Latest Yankee Stadium feature: Riots!

As if the New York Yankees' new stadium weren't taking enough lumps, team employees yesterday managed to tell hundreds of fans that last night's Yanks-Red Sox game was rained out — then refused to let them back in once they learned otherwise. One fan was arrested and charged with assaulting an officer (a traditional New York charge that usually means "being assaulted by an officer"), while Yankees officials threatened to revoke the press credentials of a Daily News photographer who was taking pictures of the melee.

New Stadium Insider, meanwhile, suggests this trick: "The Yankees don't officially allow re-entry, but if you go to Gate 6 via the Great Hall, you can wait in line to enter the Hard Rock Cafe, which is open to the public. Since it is open to the public, the Yankees have to stamp your ticket on the way in, allowing you re-entry to the stadium once you are done with your meal." If this really works, it would be the first known actual use for the Hard Rock Cafe.

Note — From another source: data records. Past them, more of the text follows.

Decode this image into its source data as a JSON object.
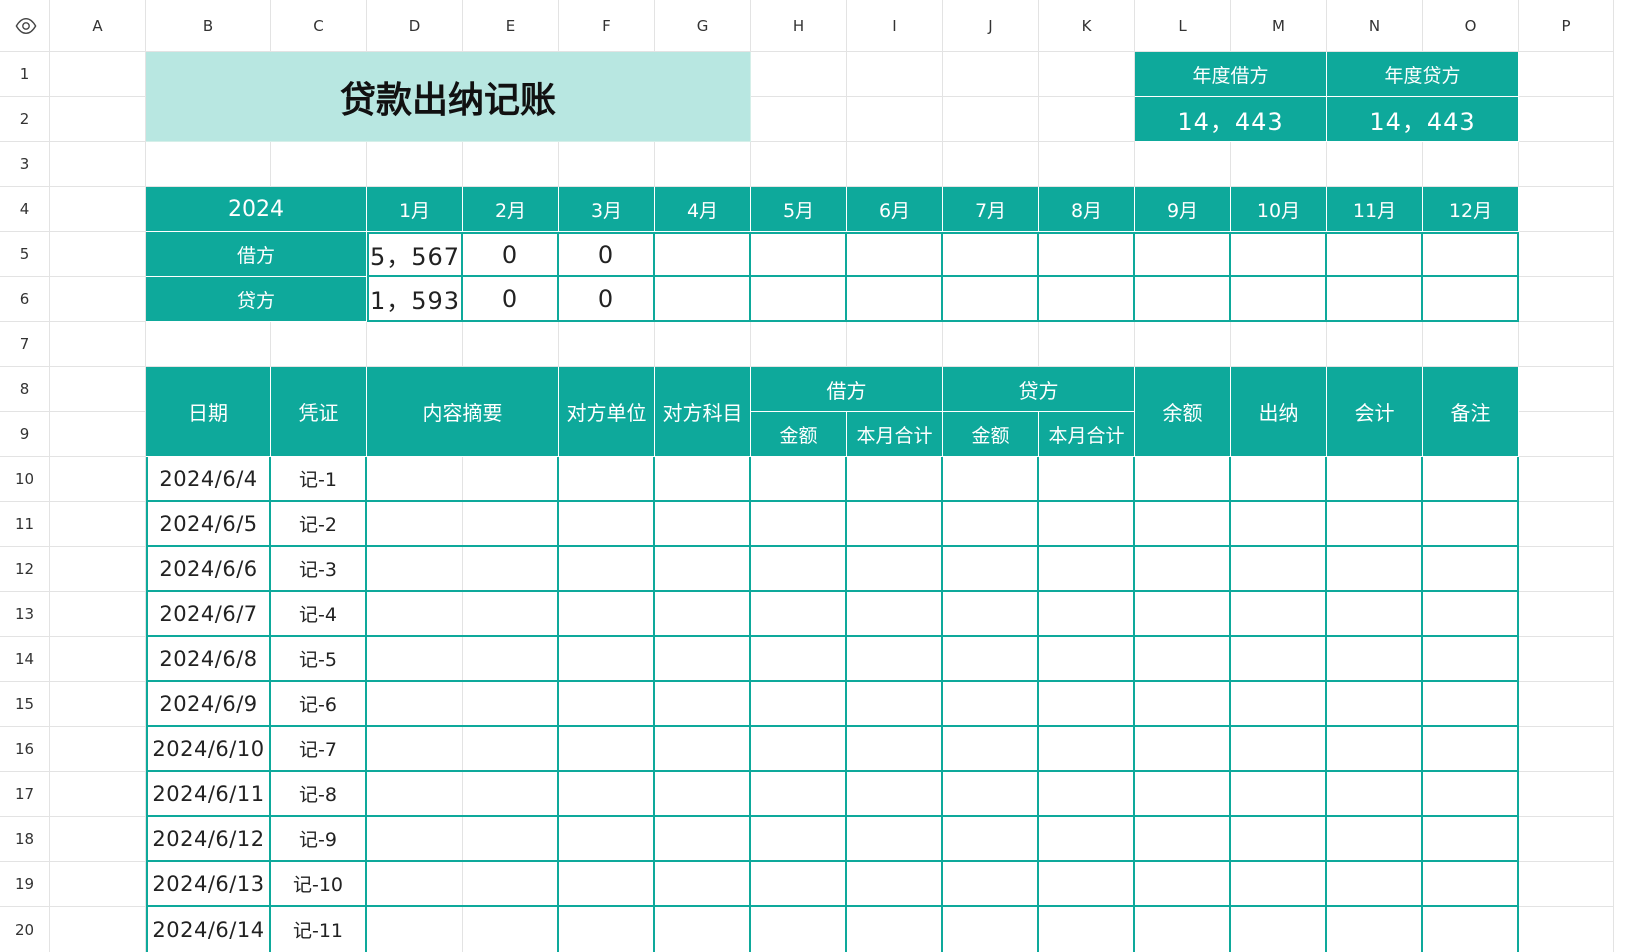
{
  "toolbar": {
    "visibility_icon": "eye-icon"
  },
  "columns": [
    "A",
    "B",
    "C",
    "D",
    "E",
    "F",
    "G",
    "H",
    "I",
    "J",
    "K",
    "L",
    "M",
    "N",
    "O",
    "P"
  ],
  "rows": [
    "1",
    "2",
    "3",
    "4",
    "5",
    "6",
    "7",
    "8",
    "9",
    "10",
    "11",
    "12",
    "13",
    "14",
    "15",
    "16",
    "17",
    "18",
    "19",
    "20"
  ],
  "sheet": {
    "title": "贷款出纳记账",
    "summary": {
      "annual_debit_label": "年度借方",
      "annual_debit_value": "14，443",
      "annual_credit_label": "年度贷方",
      "annual_credit_value": "14，443"
    },
    "monthly": {
      "year": "2024",
      "months": [
        "1月",
        "2月",
        "3月",
        "4月",
        "5月",
        "6月",
        "7月",
        "8月",
        "9月",
        "10月",
        "11月",
        "12月"
      ],
      "rows": [
        {
          "label": "借方",
          "values": [
            "5，567",
            "0",
            "0",
            "",
            "",
            "",
            "",
            "",
            "",
            "",
            "",
            ""
          ]
        },
        {
          "label": "贷方",
          "values": [
            "1，593",
            "0",
            "0",
            "",
            "",
            "",
            "",
            "",
            "",
            "",
            "",
            ""
          ]
        }
      ]
    },
    "ledger": {
      "headers": {
        "date": "日期",
        "voucher": "凭证",
        "summary": "内容摘要",
        "counterparty_unit": "对方单位",
        "counterparty_subject": "对方科目",
        "debit": "借方",
        "credit": "贷方",
        "amount": "金额",
        "month_total": "本月合计",
        "balance": "余额",
        "cashier": "出纳",
        "accountant": "会计",
        "notes": "备注"
      },
      "rows": [
        {
          "date": "2024/6/4",
          "voucher": "记-1"
        },
        {
          "date": "2024/6/5",
          "voucher": "记-2"
        },
        {
          "date": "2024/6/6",
          "voucher": "记-3"
        },
        {
          "date": "2024/6/7",
          "voucher": "记-4"
        },
        {
          "date": "2024/6/8",
          "voucher": "记-5"
        },
        {
          "date": "2024/6/9",
          "voucher": "记-6"
        },
        {
          "date": "2024/6/10",
          "voucher": "记-7"
        },
        {
          "date": "2024/6/11",
          "voucher": "记-8"
        },
        {
          "date": "2024/6/12",
          "voucher": "记-9"
        },
        {
          "date": "2024/6/13",
          "voucher": "记-10"
        },
        {
          "date": "2024/6/14",
          "voucher": "记-11"
        }
      ]
    }
  },
  "colors": {
    "teal": "#0ea99b",
    "title_background": "#b8e7e1",
    "grid_line": "#e3e3e3"
  }
}
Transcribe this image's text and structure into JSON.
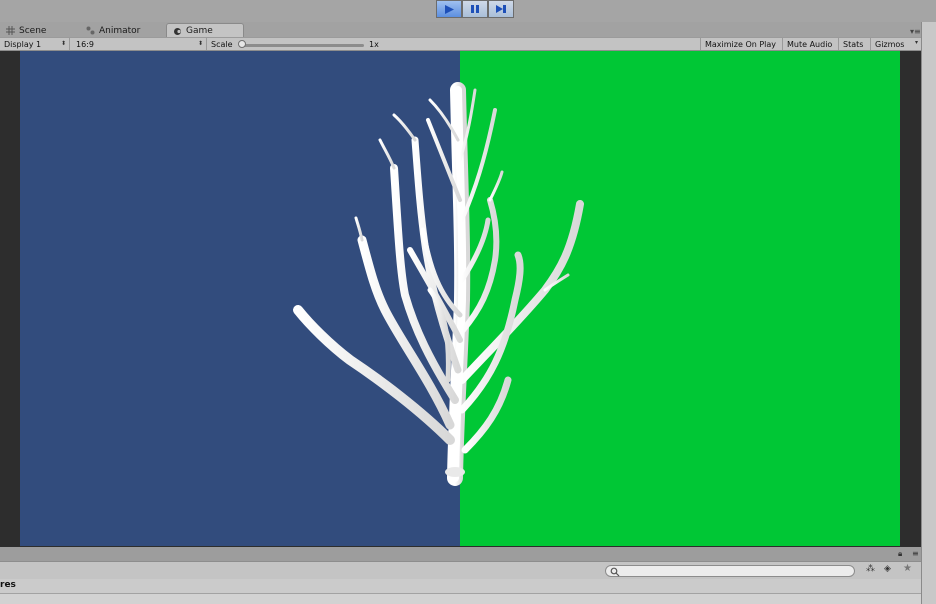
{
  "play_controls": {
    "play_icon": "play-icon",
    "pause_icon": "pause-icon",
    "step_icon": "step-icon"
  },
  "tabs": [
    {
      "label": "Scene",
      "icon": "grid-icon"
    },
    {
      "label": "Animator",
      "icon": "animator-icon"
    },
    {
      "label": "Game",
      "icon": "game-icon",
      "active": true
    }
  ],
  "toolbar": {
    "display": "Display 1",
    "aspect": "16:9",
    "scale_label": "Scale",
    "scale_value": "1x",
    "maximize_on_play": "Maximize On Play",
    "mute_audio": "Mute Audio",
    "stats": "Stats",
    "gizmos": "Gizmos"
  },
  "game_view": {
    "left_color": "#324c7d",
    "right_color": "#00c735",
    "object": "white-tree"
  },
  "bottom": {
    "label": "res"
  }
}
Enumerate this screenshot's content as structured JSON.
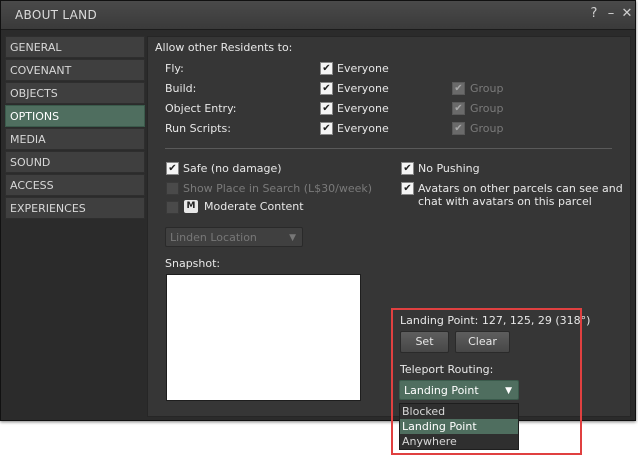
{
  "window": {
    "title": "ABOUT LAND",
    "help_glyph": "?",
    "minimize_glyph": "–",
    "close_glyph": "✕"
  },
  "tabs": [
    {
      "label": "GENERAL",
      "active": false
    },
    {
      "label": "COVENANT",
      "active": false
    },
    {
      "label": "OBJECTS",
      "active": false
    },
    {
      "label": "OPTIONS",
      "active": true
    },
    {
      "label": "MEDIA",
      "active": false
    },
    {
      "label": "SOUND",
      "active": false
    },
    {
      "label": "ACCESS",
      "active": false
    },
    {
      "label": "EXPERIENCES",
      "active": false
    }
  ],
  "options": {
    "allow_heading": "Allow other Residents to:",
    "permissions": [
      {
        "label": "Fly:",
        "everyone_label": "Everyone",
        "everyone_checked": true,
        "group_label": "",
        "group_checked": false
      },
      {
        "label": "Build:",
        "everyone_label": "Everyone",
        "everyone_checked": true,
        "group_label": "Group",
        "group_checked": true
      },
      {
        "label": "Object Entry:",
        "everyone_label": "Everyone",
        "everyone_checked": true,
        "group_label": "Group",
        "group_checked": true
      },
      {
        "label": "Run Scripts:",
        "everyone_label": "Everyone",
        "everyone_checked": true,
        "group_label": "Group",
        "group_checked": true
      }
    ],
    "safe_label": "Safe (no damage)",
    "safe_checked": true,
    "show_in_search_label": "Show Place in Search (L$30/week)",
    "show_in_search_checked": false,
    "moderate_badge": "M",
    "moderate_label": "Moderate Content",
    "moderate_checked": false,
    "no_pushing_label": "No Pushing",
    "no_pushing_checked": true,
    "avatars_see_label_line1": "Avatars on other parcels can see and",
    "avatars_see_label_line2": "chat with avatars on this parcel",
    "avatars_see_checked": true,
    "category_select": "Linden Location",
    "snapshot_label": "Snapshot:",
    "landing_point_text": "Landing Point: 127, 125, 29 (318°)",
    "set_button": "Set",
    "clear_button": "Clear",
    "teleport_routing_label": "Teleport Routing:",
    "teleport_routing_value": "Landing Point",
    "routing_options": [
      "Blocked",
      "Landing Point",
      "Anywhere"
    ],
    "routing_selected": "Landing Point"
  },
  "check_glyph": "✔",
  "colors": {
    "accent": "#4f6e5f",
    "highlight_box": "#e04040"
  }
}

With Boston in town, it was also the Boston media's turn to take a crack at reviewing Yankee Stadium 2.0, and Boston Herald sportswriter Steve Buckley responded with a long column revealing that:

  • Bill Madden hates the new place, but Keith Olbermann loves it.
  • Buckley thinks the renovated Fenway Park is "a perfumed-up dump."
  • "It really is amazing how much it looks like the old Yankee Stadium, only bigger. The field dimensions and outfield fences are similar, and the seats are Yankee blue. The upper deck is adorned with the same style of frieze that was a signature feature in the pre-renovated original Yankee Stadium, and the Jumbotron in center field shows strikingly clear pictures." (This last is presumably an upgrade to the original 1923 Jumbotron.)
  • Continues Buckley: "While the place has been ridiculed as an ill-timed, out-of-place monument to American excess, let’s not forget that the Yankees are the greatest franchise in American sports history. This new stadium is a monument to that success." So that would make it an ill-timed, appropriate monument to American excess?